SEBI has not defined the exact repercussions or punishment which distributors have to face when they are found guilty of mis-selling. Another question which arises is how mis-selling could be identified. Could it solely be based on client’s complaint? There could also be instances of investors making complaints against distributors for wrong reasons, e.g. an investor who has suffered heavy losses in a sector fund may claim the product was mis-sold.
Fund officials are of the view that distributors would now need to document each and every sale by risk-profiling clients. They may have to take the signature of their clients before executing a transaction in order to protect themselves. It appears that with SEBI now terming mis-selling as ‘fraud’, the penalty for distributors is likely to get harsher. “If a distributor sells ETF or sector fund to a retired person it could be an act of mis-selling as per the client’s risk-profile. If investor insists that he/she wants to invest in a sector fund, then distributor could take a signature of the client to document the sale,” says a retail sales head of a public sector fund house.
Fund officials meanwhile are waiting for further details on how these rules would be implemented.
AMFI came out with the first set of norms in the form of best practices and code of conduct force in 2002 under the chairmanship of A P Kurian. For canvassing mutual funds, the requirement to obtain AMFI certification was made mandatory for distributors around the same time. The second set of formal guidelines came in the form of know your distributor (KYD) to further strengthen the registration process of distributors from September 1, 2010.

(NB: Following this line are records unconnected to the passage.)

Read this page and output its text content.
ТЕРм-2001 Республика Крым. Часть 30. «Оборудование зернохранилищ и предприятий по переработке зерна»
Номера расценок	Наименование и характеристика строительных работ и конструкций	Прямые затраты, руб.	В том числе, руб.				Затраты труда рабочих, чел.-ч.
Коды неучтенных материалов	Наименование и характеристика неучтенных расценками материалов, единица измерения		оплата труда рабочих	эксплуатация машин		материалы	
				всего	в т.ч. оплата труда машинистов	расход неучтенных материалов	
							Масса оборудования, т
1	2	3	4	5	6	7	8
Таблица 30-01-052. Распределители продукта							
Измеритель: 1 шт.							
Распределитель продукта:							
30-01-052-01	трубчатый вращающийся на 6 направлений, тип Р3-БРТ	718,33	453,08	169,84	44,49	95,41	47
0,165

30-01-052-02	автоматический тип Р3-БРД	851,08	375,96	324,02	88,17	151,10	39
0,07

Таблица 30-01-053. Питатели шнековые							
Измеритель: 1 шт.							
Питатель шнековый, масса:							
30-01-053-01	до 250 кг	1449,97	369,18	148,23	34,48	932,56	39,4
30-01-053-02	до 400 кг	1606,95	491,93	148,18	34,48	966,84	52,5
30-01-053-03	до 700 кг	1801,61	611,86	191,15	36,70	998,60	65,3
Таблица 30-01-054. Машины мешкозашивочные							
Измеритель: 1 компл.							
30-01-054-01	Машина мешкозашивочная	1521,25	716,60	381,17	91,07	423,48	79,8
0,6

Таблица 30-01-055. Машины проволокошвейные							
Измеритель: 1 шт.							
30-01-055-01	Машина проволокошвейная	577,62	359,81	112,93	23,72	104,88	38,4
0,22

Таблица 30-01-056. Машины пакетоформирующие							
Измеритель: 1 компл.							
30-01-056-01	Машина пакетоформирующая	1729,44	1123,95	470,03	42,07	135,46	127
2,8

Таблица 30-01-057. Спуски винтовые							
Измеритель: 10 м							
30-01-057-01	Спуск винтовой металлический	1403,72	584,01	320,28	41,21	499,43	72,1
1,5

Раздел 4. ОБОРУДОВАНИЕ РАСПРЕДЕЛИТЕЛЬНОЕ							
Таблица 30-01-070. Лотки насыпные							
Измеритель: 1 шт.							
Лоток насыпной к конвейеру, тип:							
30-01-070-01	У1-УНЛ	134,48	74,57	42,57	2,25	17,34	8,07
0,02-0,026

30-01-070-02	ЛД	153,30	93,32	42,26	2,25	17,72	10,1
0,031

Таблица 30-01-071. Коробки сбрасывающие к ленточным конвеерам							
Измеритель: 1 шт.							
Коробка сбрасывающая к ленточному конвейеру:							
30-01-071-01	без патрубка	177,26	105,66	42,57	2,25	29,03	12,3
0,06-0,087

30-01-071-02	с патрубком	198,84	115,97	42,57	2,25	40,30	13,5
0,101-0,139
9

As per the current rules, if AMFI receives a compliant from investor, it is required to seek an explanation for the concerned violation from the intermediary within three weeks. If it finds the intermediary’s response unsatisfactory, it issues a warning of cancellation of AMFI registration at the first instance. If the intermediary is found violating a second time, AMFI cancels or suspends their license. The distributor has a right to appeal to AMFI. AMCs stop paying commission to distributors whose license has been suspended by AMFI.